Just a mind boggling hard science fiction novel from Chinese author Cixin Liu. Originally published in China in 2008, the English translation was released in 2014 and subsequently won the Hugo Award and was nominated for the Nebula Award.
The story opens during the Cultural Revolution in 1967, as astrophysics student Ye Wenjie watches as Red Guards beat her professor father to death. Ye is then sent to what is effectively a forced labor camp in Mongolia. She is eventually selected to work at a mysterious mountaintop antenna facility. The story then jumps to the present day (actually the near future from the book’s point of view) and takes up with Wang Miao, a nano-tech researcher. There appears to be a struggle between pro and anti science forces that is going on behind the scenes. There is also a weird, immersive video game called “Three Body” which takes the player to a world in a system with three stars, whose orbits seem impossible to predict (the so-called three-body problem), resulting in catastrophic changes in worldly conditions. Roughly halfway through the book, you learn what it all is really about.

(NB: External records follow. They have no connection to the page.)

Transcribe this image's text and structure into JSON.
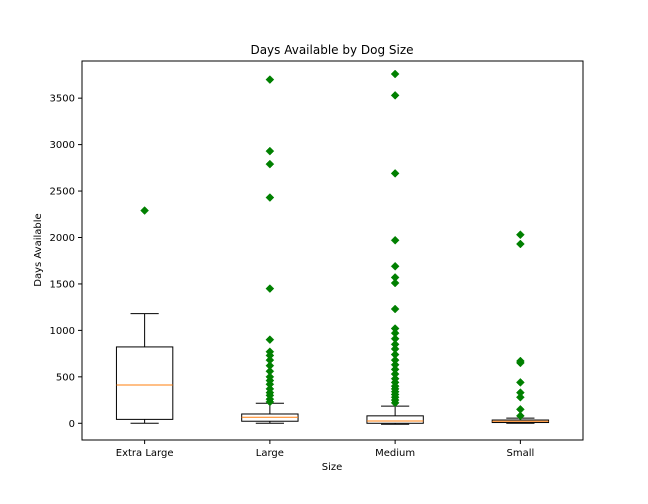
{
  "chart_data": {
    "type": "box",
    "title": "Days Available by Dog Size",
    "xlabel": "Size",
    "ylabel": "Days Available",
    "ylim": [
      -180,
      3900
    ],
    "yticks": [
      0,
      500,
      1000,
      1500,
      2000,
      2500,
      3000,
      3500
    ],
    "grid": false,
    "colors": {
      "box": "#000000",
      "median": "#ff7f0e",
      "outlier": "#008000"
    },
    "categories": [
      "Extra Large",
      "Large",
      "Medium",
      "Small"
    ],
    "boxes": [
      {
        "name": "Extra Large",
        "whisker_low": 0,
        "q1": 42,
        "median": 412,
        "q3": 822,
        "whisker_high": 1180,
        "outliers": [
          2290
        ]
      },
      {
        "name": "Large",
        "whisker_low": 0,
        "q1": 22,
        "median": 65,
        "q3": 100,
        "whisker_high": 215,
        "outliers": [
          230,
          260,
          300,
          330,
          370,
          420,
          460,
          500,
          560,
          620,
          680,
          730,
          770,
          900,
          1450,
          2430,
          2790,
          2930,
          3700
        ]
      },
      {
        "name": "Medium",
        "whisker_low": -10,
        "q1": 0,
        "median": 25,
        "q3": 80,
        "whisker_high": 185,
        "outliers": [
          220,
          250,
          280,
          310,
          340,
          370,
          400,
          440,
          480,
          530,
          580,
          630,
          680,
          740,
          800,
          850,
          910,
          970,
          1020,
          1230,
          1510,
          1570,
          1690,
          1970,
          2690,
          3530,
          3760
        ]
      },
      {
        "name": "Small",
        "whisker_low": 0,
        "q1": 8,
        "median": 22,
        "q3": 35,
        "whisker_high": 55,
        "outliers": [
          80,
          150,
          280,
          330,
          440,
          650,
          670,
          1930,
          2030
        ]
      }
    ]
  }
}
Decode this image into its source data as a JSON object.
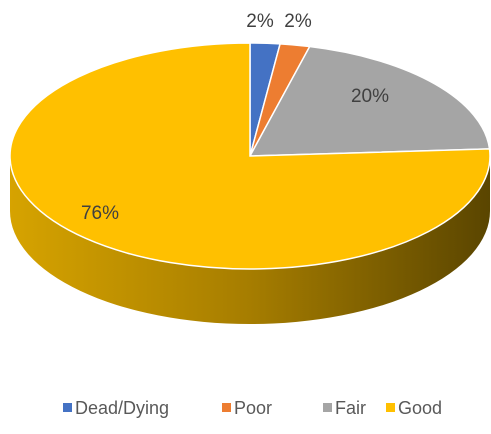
{
  "chart_data": {
    "type": "pie",
    "categories": [
      "Dead/Dying",
      "Poor",
      "Fair",
      "Good"
    ],
    "values": [
      2,
      2,
      20,
      76
    ],
    "value_labels": [
      "2%",
      "2%",
      "20%",
      "76%"
    ],
    "colors": [
      "#4472c4",
      "#ed7d31",
      "#a5a5a5",
      "#ffc000"
    ],
    "legend": "bottom"
  }
}
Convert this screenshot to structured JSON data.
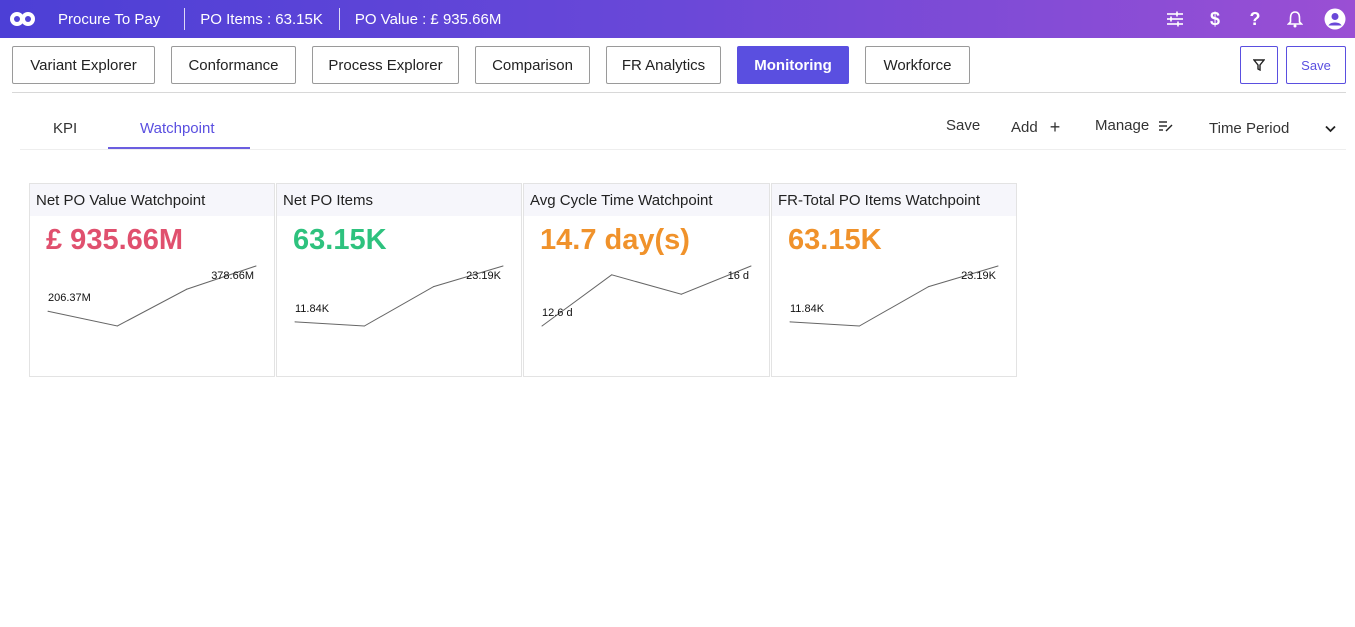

I have to say it is not an easy read. Several reviewers have mentioned echoes of Arthur C. Clarke. The author himself has admitted he was greatly influenced by Clarke. Like Clarke, events tend to matter more than characters, and the characters don’t always ring true. And the science is impressive. There is even a long section about unfolding the higher dimensionality of matter that is straight out of string theory. Mind blowing. My final verdict, though, is this. There are two more books in the series. I don’t plan to read them.
Declare - Tim Powers
This book is fantastic! It’s as if John le Carré wrote a fantasy espionage novel. Wow! Powers (author of “Anubis Gates”, which is also delightful) has crafted an ingenious “secret history”. He intermixes real people and real events to craft an amazing story about what “really” happened in the struggle between East and West in the 40s, 50s and 60s. This novel is really fascinating. The present in the story is 1963, as our main character is summoned back to the British Secret Service to complete a mission that ended in disaster in 1948. Sections of the novel are set in 1941 Paris during the occupation, 1945 Berlin just after the end of the war, 1948 Eastern Turkey, and of course the “present day” action in 1963, which mostly takes place in the Middle East. Very Le Carré-esque, but le Carré never wrote about dark desert springs that talk, among other fantastic elements. It’s a spy story, it’s a fantasy story, it’s alternate history, it’s a romance.
One thing I thought was particularly impressive was Powers’ ability to include real events and real people into this wondrous jigsaw puzzle of an alternate history. References are made to notorious double agent Kim Philby, his father and noted “Arabist” St. John Philby, lapsed priest and Soviet spy Theodore Maly, T. E. Lawrence (of course), Philby’s recruiter and handler Guy Burgess, and many more. Powers even manages to weave in the historical fact that Kim Philby had a head injury in Beirut during 1963. Just mind-bogglingly well researched.
Fun side note: As you know, I am very willing to “suspend disbelief”. But there was one anachronism early on in the book that just pulled me up short. In a passage set in London in 1963, one character mentions an audience with Pope Pius XII that happened only weeks ago. Pius XII was long dead in 1963. Why this bugged me when other obviously fantastical elements did not, is a mystery. Perhaps it was because the other historical references were otherwise impeccably researched.
So I wrote the author. In part, I asked whether it was an intentionally sly wink to those paying attention that the supernatural was going to play a larger part in the narrative going forward, as in an audience with a dead Pope. Powers wrote back! He said it was just a mistake, and said he was surprised I was the first person to notice, almost 20 years after the book was published. He said he did like my idea of an audience with a dead Pope, though! Affirmation, baby!
I think I am going to read a lot more Powers.